PHOTOGRAPHY – ‘Elite’ – Michael Chan’s Commentary on Education & Poverty 6


Michael Chan’s work makes a direct link between poverty in Hong Kong and its outdated education system, which emphasises constant assessment over creativity. His creative photographic series ‘Elite’ is best explained in his own words…

If the use of the word ‘poverty’ is meant to be understood as ‘absolute poverty’, then there may not be that many ‘poor people’ in Hong Kong. This kind of narrow interpretation differs from the social reality of Hong Kong today. To understand Hong Kong’s ‘poverty problem’, first we must clarify the definition of poverty.

The Gini index in Hong Kong is amongst the top five in the world, which means there is a serious gap between the rich and the poor.
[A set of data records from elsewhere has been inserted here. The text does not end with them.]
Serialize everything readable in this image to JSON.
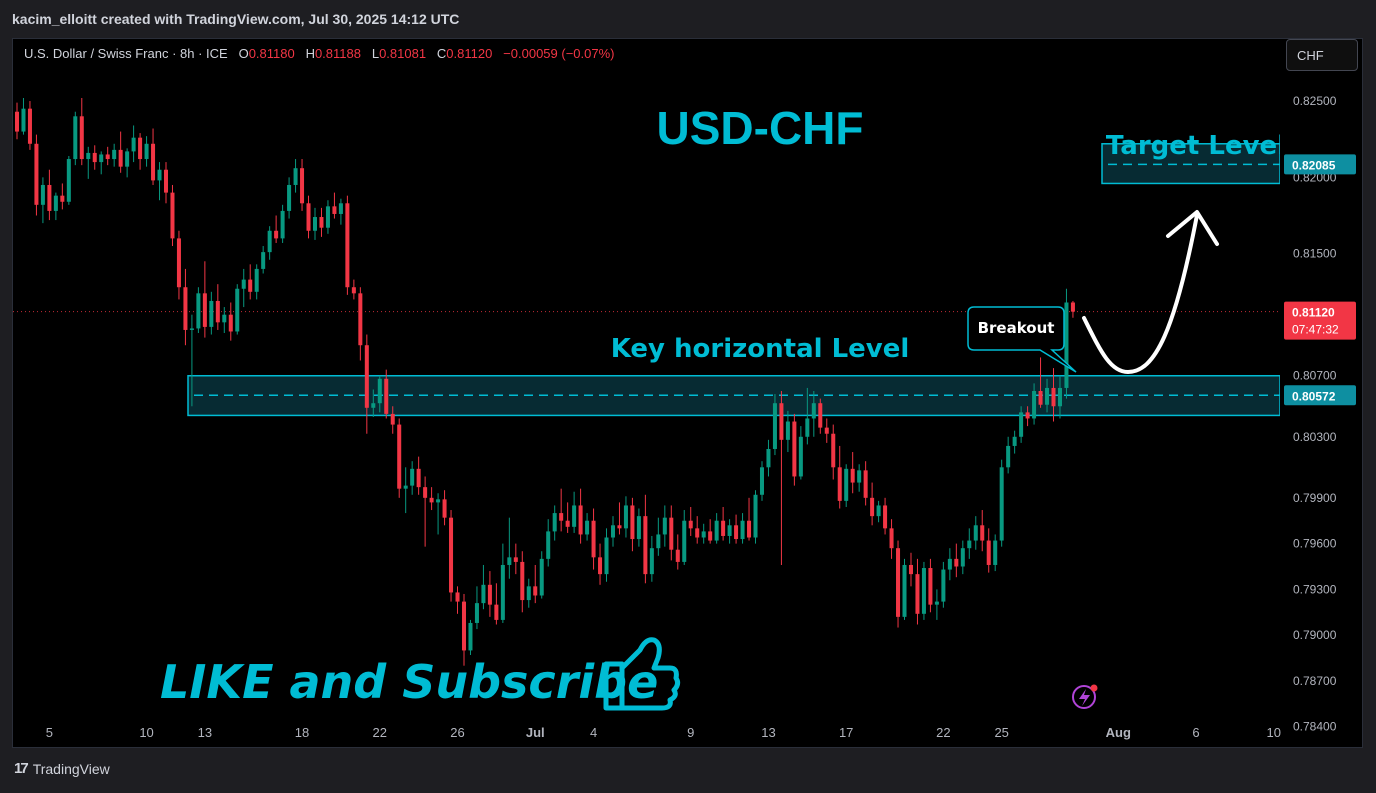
{
  "header": {
    "attribution": "kacim_elloitt created with TradingView.com, Jul 30, 2025 14:12 UTC"
  },
  "symbol": {
    "name": "U.S. Dollar / Swiss Franc · 8h · ICE",
    "o_label": "O",
    "o_value": "0.81180",
    "h_label": "H",
    "h_value": "0.81188",
    "l_label": "L",
    "l_value": "0.81081",
    "c_label": "C",
    "c_value": "0.81120",
    "change": "−0.00059 (−0.07%)"
  },
  "currency_button": "CHF",
  "footer": {
    "brand": "TradingView"
  },
  "colors": {
    "up": "#089981",
    "down": "#f23645",
    "accent": "#00bcd4",
    "zone_fill": "#0a3a44",
    "background": "#000000"
  },
  "chart_data": {
    "type": "candlestick",
    "title": "USD-CHF",
    "ylim": [
      0.783,
      0.829
    ],
    "y_ticks": [
      0.784,
      0.787,
      0.79,
      0.793,
      0.796,
      0.799,
      0.803,
      0.807,
      0.815,
      0.82,
      0.825
    ],
    "y_tick_labels": [
      "0.78400",
      "0.78700",
      "0.79000",
      "0.79300",
      "0.79600",
      "0.79900",
      "0.80300",
      "0.80700",
      "0.81500",
      "0.82000",
      "0.82500"
    ],
    "x_ticks": [
      {
        "label": "5",
        "index": 5
      },
      {
        "label": "10",
        "index": 20
      },
      {
        "label": "13",
        "index": 29
      },
      {
        "label": "18",
        "index": 44
      },
      {
        "label": "22",
        "index": 56
      },
      {
        "label": "26",
        "index": 68
      },
      {
        "label": "Jul",
        "index": 80,
        "bold": true
      },
      {
        "label": "4",
        "index": 89
      },
      {
        "label": "9",
        "index": 104
      },
      {
        "label": "13",
        "index": 116
      },
      {
        "label": "17",
        "index": 128
      },
      {
        "label": "22",
        "index": 143
      },
      {
        "label": "25",
        "index": 152
      },
      {
        "label": "Aug",
        "index": 170,
        "bold": true
      },
      {
        "label": "6",
        "index": 182
      },
      {
        "label": "10",
        "index": 194
      }
    ],
    "index_range": [
      0,
      194.5
    ],
    "last_price": {
      "value": 0.8112,
      "label": "0.81120",
      "countdown": "07:47:32"
    },
    "key_level": {
      "value": 0.80572,
      "label": "0.80572",
      "band": [
        0.8044,
        0.807
      ],
      "caption": "Key horizontal Level"
    },
    "target_level": {
      "value": 0.82085,
      "label": "0.82085",
      "band": [
        0.8196,
        0.8222
      ],
      "caption": "Target Level"
    },
    "breakout_label": "Breakout",
    "cta_text": "LIKE and Subscribe",
    "candles": [
      {
        "o": 0.8243,
        "h": 0.8249,
        "l": 0.8225,
        "c": 0.823
      },
      {
        "o": 0.823,
        "h": 0.8252,
        "l": 0.8228,
        "c": 0.8245
      },
      {
        "o": 0.8245,
        "h": 0.825,
        "l": 0.8218,
        "c": 0.8222
      },
      {
        "o": 0.8222,
        "h": 0.8228,
        "l": 0.8175,
        "c": 0.8182
      },
      {
        "o": 0.8182,
        "h": 0.82,
        "l": 0.817,
        "c": 0.8195
      },
      {
        "o": 0.8195,
        "h": 0.8205,
        "l": 0.8172,
        "c": 0.8178
      },
      {
        "o": 0.8178,
        "h": 0.819,
        "l": 0.8172,
        "c": 0.8188
      },
      {
        "o": 0.8188,
        "h": 0.8196,
        "l": 0.8179,
        "c": 0.8184
      },
      {
        "o": 0.8184,
        "h": 0.8214,
        "l": 0.8182,
        "c": 0.8212
      },
      {
        "o": 0.8212,
        "h": 0.8243,
        "l": 0.8208,
        "c": 0.824
      },
      {
        "o": 0.824,
        "h": 0.8252,
        "l": 0.8208,
        "c": 0.8212
      },
      {
        "o": 0.8212,
        "h": 0.822,
        "l": 0.8199,
        "c": 0.8216
      },
      {
        "o": 0.8216,
        "h": 0.8221,
        "l": 0.8205,
        "c": 0.821
      },
      {
        "o": 0.821,
        "h": 0.8217,
        "l": 0.8202,
        "c": 0.8215
      },
      {
        "o": 0.8215,
        "h": 0.822,
        "l": 0.8208,
        "c": 0.8212
      },
      {
        "o": 0.8212,
        "h": 0.8222,
        "l": 0.8207,
        "c": 0.8218
      },
      {
        "o": 0.8218,
        "h": 0.823,
        "l": 0.8203,
        "c": 0.8207
      },
      {
        "o": 0.8207,
        "h": 0.8219,
        "l": 0.82,
        "c": 0.8217
      },
      {
        "o": 0.8217,
        "h": 0.8234,
        "l": 0.821,
        "c": 0.8226
      },
      {
        "o": 0.8226,
        "h": 0.8229,
        "l": 0.8205,
        "c": 0.8212
      },
      {
        "o": 0.8212,
        "h": 0.8227,
        "l": 0.8207,
        "c": 0.8222
      },
      {
        "o": 0.8222,
        "h": 0.8232,
        "l": 0.8195,
        "c": 0.8198
      },
      {
        "o": 0.8198,
        "h": 0.821,
        "l": 0.8185,
        "c": 0.8205
      },
      {
        "o": 0.8205,
        "h": 0.821,
        "l": 0.8183,
        "c": 0.819
      },
      {
        "o": 0.819,
        "h": 0.8195,
        "l": 0.8155,
        "c": 0.816
      },
      {
        "o": 0.816,
        "h": 0.8165,
        "l": 0.812,
        "c": 0.8128
      },
      {
        "o": 0.8128,
        "h": 0.814,
        "l": 0.809,
        "c": 0.81
      },
      {
        "o": 0.81,
        "h": 0.811,
        "l": 0.805,
        "c": 0.8101
      },
      {
        "o": 0.8101,
        "h": 0.8128,
        "l": 0.8098,
        "c": 0.8124
      },
      {
        "o": 0.8124,
        "h": 0.8145,
        "l": 0.8095,
        "c": 0.8102
      },
      {
        "o": 0.8102,
        "h": 0.8125,
        "l": 0.8097,
        "c": 0.8119
      },
      {
        "o": 0.8119,
        "h": 0.813,
        "l": 0.81,
        "c": 0.8105
      },
      {
        "o": 0.8105,
        "h": 0.8115,
        "l": 0.8098,
        "c": 0.811
      },
      {
        "o": 0.811,
        "h": 0.8118,
        "l": 0.8093,
        "c": 0.8099
      },
      {
        "o": 0.8099,
        "h": 0.813,
        "l": 0.8097,
        "c": 0.8127
      },
      {
        "o": 0.8127,
        "h": 0.814,
        "l": 0.8115,
        "c": 0.8133
      },
      {
        "o": 0.8133,
        "h": 0.8143,
        "l": 0.812,
        "c": 0.8125
      },
      {
        "o": 0.8125,
        "h": 0.8143,
        "l": 0.812,
        "c": 0.814
      },
      {
        "o": 0.814,
        "h": 0.8155,
        "l": 0.8137,
        "c": 0.8151
      },
      {
        "o": 0.8151,
        "h": 0.8168,
        "l": 0.8146,
        "c": 0.8165
      },
      {
        "o": 0.8165,
        "h": 0.8175,
        "l": 0.8157,
        "c": 0.816
      },
      {
        "o": 0.816,
        "h": 0.8182,
        "l": 0.8157,
        "c": 0.8178
      },
      {
        "o": 0.8178,
        "h": 0.82,
        "l": 0.8173,
        "c": 0.8195
      },
      {
        "o": 0.8195,
        "h": 0.8212,
        "l": 0.819,
        "c": 0.8206
      },
      {
        "o": 0.8206,
        "h": 0.8212,
        "l": 0.8178,
        "c": 0.8183
      },
      {
        "o": 0.8183,
        "h": 0.8188,
        "l": 0.816,
        "c": 0.8165
      },
      {
        "o": 0.8165,
        "h": 0.818,
        "l": 0.8159,
        "c": 0.8174
      },
      {
        "o": 0.8174,
        "h": 0.818,
        "l": 0.8161,
        "c": 0.8167
      },
      {
        "o": 0.8167,
        "h": 0.8185,
        "l": 0.8163,
        "c": 0.8181
      },
      {
        "o": 0.8181,
        "h": 0.819,
        "l": 0.8173,
        "c": 0.8176
      },
      {
        "o": 0.8176,
        "h": 0.8186,
        "l": 0.8169,
        "c": 0.8183
      },
      {
        "o": 0.8183,
        "h": 0.8188,
        "l": 0.8123,
        "c": 0.8128
      },
      {
        "o": 0.8128,
        "h": 0.8133,
        "l": 0.812,
        "c": 0.8124
      },
      {
        "o": 0.8124,
        "h": 0.8128,
        "l": 0.808,
        "c": 0.809
      },
      {
        "o": 0.809,
        "h": 0.8097,
        "l": 0.8032,
        "c": 0.8049
      },
      {
        "o": 0.8049,
        "h": 0.8061,
        "l": 0.8043,
        "c": 0.8052
      },
      {
        "o": 0.8052,
        "h": 0.807,
        "l": 0.8046,
        "c": 0.8068
      },
      {
        "o": 0.8068,
        "h": 0.8074,
        "l": 0.8042,
        "c": 0.8045
      },
      {
        "o": 0.8045,
        "h": 0.805,
        "l": 0.8032,
        "c": 0.8038
      },
      {
        "o": 0.8038,
        "h": 0.8042,
        "l": 0.799,
        "c": 0.7996
      },
      {
        "o": 0.7996,
        "h": 0.801,
        "l": 0.798,
        "c": 0.7998
      },
      {
        "o": 0.7998,
        "h": 0.8014,
        "l": 0.7992,
        "c": 0.8009
      },
      {
        "o": 0.8009,
        "h": 0.8017,
        "l": 0.7992,
        "c": 0.7997
      },
      {
        "o": 0.7997,
        "h": 0.8004,
        "l": 0.7958,
        "c": 0.799
      },
      {
        "o": 0.799,
        "h": 0.7997,
        "l": 0.7982,
        "c": 0.7987
      },
      {
        "o": 0.7987,
        "h": 0.7993,
        "l": 0.7966,
        "c": 0.7989
      },
      {
        "o": 0.7989,
        "h": 0.7995,
        "l": 0.7972,
        "c": 0.7977
      },
      {
        "o": 0.7977,
        "h": 0.7982,
        "l": 0.7922,
        "c": 0.7928
      },
      {
        "o": 0.7928,
        "h": 0.7932,
        "l": 0.7914,
        "c": 0.7922
      },
      {
        "o": 0.7922,
        "h": 0.7927,
        "l": 0.788,
        "c": 0.789
      },
      {
        "o": 0.789,
        "h": 0.791,
        "l": 0.7887,
        "c": 0.7908
      },
      {
        "o": 0.7908,
        "h": 0.7932,
        "l": 0.7904,
        "c": 0.7921
      },
      {
        "o": 0.7921,
        "h": 0.7946,
        "l": 0.7917,
        "c": 0.7933
      },
      {
        "o": 0.7933,
        "h": 0.7942,
        "l": 0.7912,
        "c": 0.792
      },
      {
        "o": 0.792,
        "h": 0.7934,
        "l": 0.7907,
        "c": 0.791
      },
      {
        "o": 0.791,
        "h": 0.796,
        "l": 0.7908,
        "c": 0.7946
      },
      {
        "o": 0.7946,
        "h": 0.7977,
        "l": 0.7937,
        "c": 0.7951
      },
      {
        "o": 0.7951,
        "h": 0.796,
        "l": 0.794,
        "c": 0.7948
      },
      {
        "o": 0.7948,
        "h": 0.7955,
        "l": 0.7915,
        "c": 0.7923
      },
      {
        "o": 0.7923,
        "h": 0.7937,
        "l": 0.7918,
        "c": 0.7932
      },
      {
        "o": 0.7932,
        "h": 0.7946,
        "l": 0.7921,
        "c": 0.7926
      },
      {
        "o": 0.7926,
        "h": 0.7955,
        "l": 0.7924,
        "c": 0.795
      },
      {
        "o": 0.795,
        "h": 0.7976,
        "l": 0.7945,
        "c": 0.7968
      },
      {
        "o": 0.7968,
        "h": 0.7985,
        "l": 0.7962,
        "c": 0.798
      },
      {
        "o": 0.798,
        "h": 0.7996,
        "l": 0.7968,
        "c": 0.7975
      },
      {
        "o": 0.7975,
        "h": 0.7987,
        "l": 0.7967,
        "c": 0.7971
      },
      {
        "o": 0.7971,
        "h": 0.7994,
        "l": 0.7967,
        "c": 0.7985
      },
      {
        "o": 0.7985,
        "h": 0.7996,
        "l": 0.796,
        "c": 0.7966
      },
      {
        "o": 0.7966,
        "h": 0.798,
        "l": 0.7962,
        "c": 0.7975
      },
      {
        "o": 0.7975,
        "h": 0.7983,
        "l": 0.7943,
        "c": 0.7951
      },
      {
        "o": 0.7951,
        "h": 0.796,
        "l": 0.7933,
        "c": 0.794
      },
      {
        "o": 0.794,
        "h": 0.797,
        "l": 0.7935,
        "c": 0.7964
      },
      {
        "o": 0.7964,
        "h": 0.7978,
        "l": 0.7958,
        "c": 0.7972
      },
      {
        "o": 0.7972,
        "h": 0.7987,
        "l": 0.7966,
        "c": 0.797
      },
      {
        "o": 0.797,
        "h": 0.7991,
        "l": 0.7964,
        "c": 0.7985
      },
      {
        "o": 0.7985,
        "h": 0.799,
        "l": 0.7955,
        "c": 0.7963
      },
      {
        "o": 0.7963,
        "h": 0.7983,
        "l": 0.7958,
        "c": 0.7978
      },
      {
        "o": 0.7978,
        "h": 0.7992,
        "l": 0.7934,
        "c": 0.794
      },
      {
        "o": 0.794,
        "h": 0.7965,
        "l": 0.7935,
        "c": 0.7957
      },
      {
        "o": 0.7957,
        "h": 0.7977,
        "l": 0.7952,
        "c": 0.7966
      },
      {
        "o": 0.7966,
        "h": 0.7985,
        "l": 0.7958,
        "c": 0.7977
      },
      {
        "o": 0.7977,
        "h": 0.7985,
        "l": 0.7949,
        "c": 0.7956
      },
      {
        "o": 0.7956,
        "h": 0.7966,
        "l": 0.7943,
        "c": 0.7948
      },
      {
        "o": 0.7948,
        "h": 0.7982,
        "l": 0.7946,
        "c": 0.7975
      },
      {
        "o": 0.7975,
        "h": 0.7984,
        "l": 0.7965,
        "c": 0.797
      },
      {
        "o": 0.797,
        "h": 0.7978,
        "l": 0.796,
        "c": 0.7964
      },
      {
        "o": 0.7964,
        "h": 0.7973,
        "l": 0.796,
        "c": 0.7968
      },
      {
        "o": 0.7968,
        "h": 0.7976,
        "l": 0.796,
        "c": 0.7962
      },
      {
        "o": 0.7962,
        "h": 0.798,
        "l": 0.796,
        "c": 0.7975
      },
      {
        "o": 0.7975,
        "h": 0.7984,
        "l": 0.7962,
        "c": 0.7965
      },
      {
        "o": 0.7965,
        "h": 0.7976,
        "l": 0.796,
        "c": 0.7972
      },
      {
        "o": 0.7972,
        "h": 0.7979,
        "l": 0.796,
        "c": 0.7963
      },
      {
        "o": 0.7963,
        "h": 0.798,
        "l": 0.796,
        "c": 0.7975
      },
      {
        "o": 0.7975,
        "h": 0.799,
        "l": 0.7962,
        "c": 0.7964
      },
      {
        "o": 0.7964,
        "h": 0.7995,
        "l": 0.796,
        "c": 0.7992
      },
      {
        "o": 0.7992,
        "h": 0.8014,
        "l": 0.7988,
        "c": 0.801
      },
      {
        "o": 0.801,
        "h": 0.8028,
        "l": 0.8004,
        "c": 0.8022
      },
      {
        "o": 0.8022,
        "h": 0.8058,
        "l": 0.8018,
        "c": 0.8052
      },
      {
        "o": 0.8052,
        "h": 0.806,
        "l": 0.7946,
        "c": 0.8028
      },
      {
        "o": 0.8028,
        "h": 0.8047,
        "l": 0.802,
        "c": 0.804
      },
      {
        "o": 0.804,
        "h": 0.8045,
        "l": 0.7998,
        "c": 0.8004
      },
      {
        "o": 0.8004,
        "h": 0.8037,
        "l": 0.8002,
        "c": 0.803
      },
      {
        "o": 0.803,
        "h": 0.8062,
        "l": 0.8025,
        "c": 0.8042
      },
      {
        "o": 0.8042,
        "h": 0.806,
        "l": 0.803,
        "c": 0.8052
      },
      {
        "o": 0.8052,
        "h": 0.8055,
        "l": 0.8032,
        "c": 0.8036
      },
      {
        "o": 0.8036,
        "h": 0.8042,
        "l": 0.8026,
        "c": 0.8032
      },
      {
        "o": 0.8032,
        "h": 0.8038,
        "l": 0.8002,
        "c": 0.801
      },
      {
        "o": 0.801,
        "h": 0.8024,
        "l": 0.7983,
        "c": 0.7988
      },
      {
        "o": 0.7988,
        "h": 0.8012,
        "l": 0.7984,
        "c": 0.8009
      },
      {
        "o": 0.8009,
        "h": 0.802,
        "l": 0.7993,
        "c": 0.8
      },
      {
        "o": 0.8,
        "h": 0.8012,
        "l": 0.7994,
        "c": 0.8008
      },
      {
        "o": 0.8008,
        "h": 0.8014,
        "l": 0.7985,
        "c": 0.799
      },
      {
        "o": 0.799,
        "h": 0.8,
        "l": 0.7972,
        "c": 0.7978
      },
      {
        "o": 0.7978,
        "h": 0.7988,
        "l": 0.7974,
        "c": 0.7985
      },
      {
        "o": 0.7985,
        "h": 0.799,
        "l": 0.7966,
        "c": 0.797
      },
      {
        "o": 0.797,
        "h": 0.7976,
        "l": 0.795,
        "c": 0.7957
      },
      {
        "o": 0.7957,
        "h": 0.7962,
        "l": 0.7905,
        "c": 0.7912
      },
      {
        "o": 0.7912,
        "h": 0.795,
        "l": 0.791,
        "c": 0.7946
      },
      {
        "o": 0.7946,
        "h": 0.7954,
        "l": 0.7932,
        "c": 0.794
      },
      {
        "o": 0.794,
        "h": 0.795,
        "l": 0.7907,
        "c": 0.7914
      },
      {
        "o": 0.7914,
        "h": 0.7948,
        "l": 0.791,
        "c": 0.7944
      },
      {
        "o": 0.7944,
        "h": 0.795,
        "l": 0.7915,
        "c": 0.792
      },
      {
        "o": 0.792,
        "h": 0.793,
        "l": 0.791,
        "c": 0.7922
      },
      {
        "o": 0.7922,
        "h": 0.7948,
        "l": 0.7918,
        "c": 0.7943
      },
      {
        "o": 0.7943,
        "h": 0.7957,
        "l": 0.7936,
        "c": 0.795
      },
      {
        "o": 0.795,
        "h": 0.796,
        "l": 0.7938,
        "c": 0.7945
      },
      {
        "o": 0.7945,
        "h": 0.7962,
        "l": 0.794,
        "c": 0.7957
      },
      {
        "o": 0.7957,
        "h": 0.797,
        "l": 0.795,
        "c": 0.7962
      },
      {
        "o": 0.7962,
        "h": 0.7978,
        "l": 0.7956,
        "c": 0.7972
      },
      {
        "o": 0.7972,
        "h": 0.7982,
        "l": 0.7955,
        "c": 0.7962
      },
      {
        "o": 0.7962,
        "h": 0.797,
        "l": 0.7941,
        "c": 0.7946
      },
      {
        "o": 0.7946,
        "h": 0.7966,
        "l": 0.7942,
        "c": 0.7962
      },
      {
        "o": 0.7962,
        "h": 0.8015,
        "l": 0.7958,
        "c": 0.801
      },
      {
        "o": 0.801,
        "h": 0.803,
        "l": 0.8006,
        "c": 0.8024
      },
      {
        "o": 0.8024,
        "h": 0.8034,
        "l": 0.8019,
        "c": 0.803
      },
      {
        "o": 0.803,
        "h": 0.805,
        "l": 0.8026,
        "c": 0.8046
      },
      {
        "o": 0.8046,
        "h": 0.805,
        "l": 0.8037,
        "c": 0.8042
      },
      {
        "o": 0.8042,
        "h": 0.8065,
        "l": 0.8038,
        "c": 0.806
      },
      {
        "o": 0.806,
        "h": 0.8082,
        "l": 0.8049,
        "c": 0.8051
      },
      {
        "o": 0.8051,
        "h": 0.8068,
        "l": 0.8046,
        "c": 0.8062
      },
      {
        "o": 0.8062,
        "h": 0.8075,
        "l": 0.804,
        "c": 0.805
      },
      {
        "o": 0.805,
        "h": 0.807,
        "l": 0.8042,
        "c": 0.8062
      },
      {
        "o": 0.8062,
        "h": 0.8127,
        "l": 0.8055,
        "c": 0.8118
      },
      {
        "o": 0.8118,
        "h": 0.8119,
        "l": 0.8108,
        "c": 0.8112
      }
    ]
  }
}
All shades of unfair social phenomena – such as educational favouritism, monopolies, real estate hegemony, difficulties facing the elderly and new immigrants, etc. – all contribute to the growth of poverty.

‘Poverty’ as a social phenomenon and as an issue is difficult to summarize in a few photos. In this age of ‘knowledge economy’, good education is the key to helping our next generation ‘move upward’ and escape poverty. To fundamentally address and solve the problem of poverty in Hong Kong, the government must focus on reforming the existing educational system. Hence, in this series I consider, reflect and focus on the problems in the educational system.

INjuzOC.jpg (1260×1500)

Hong Kong has been promoting ‘elitism’, turning quality education into talent education. The government’s main focus is on the high- reputation schools and the graduating elite. The emergence of private schools has created an atmosphere of discrimination and segregation amongst schools and students. The government has forgotten that education is fundamentally democratic – for every student. Each student, whether elite or ordinary, rich or poor, should be treated equally.

qL1chfr.jpg (1126×1500)

Government authorities have launched numerous times large scale poverty relief measures, but have never addressed poverty alleviation through education. For children of poor families, education is a way to help them get out of the poverty cycle. The government should conduct a comprehensive review of the current outdated educational system, break away from elitism and a single directional teaching model, so that all children can receive quality education.

 This work is ongoing as I consider other contributory social problems in order to create a more complete series of photographs that explore poverty in Hong Kong.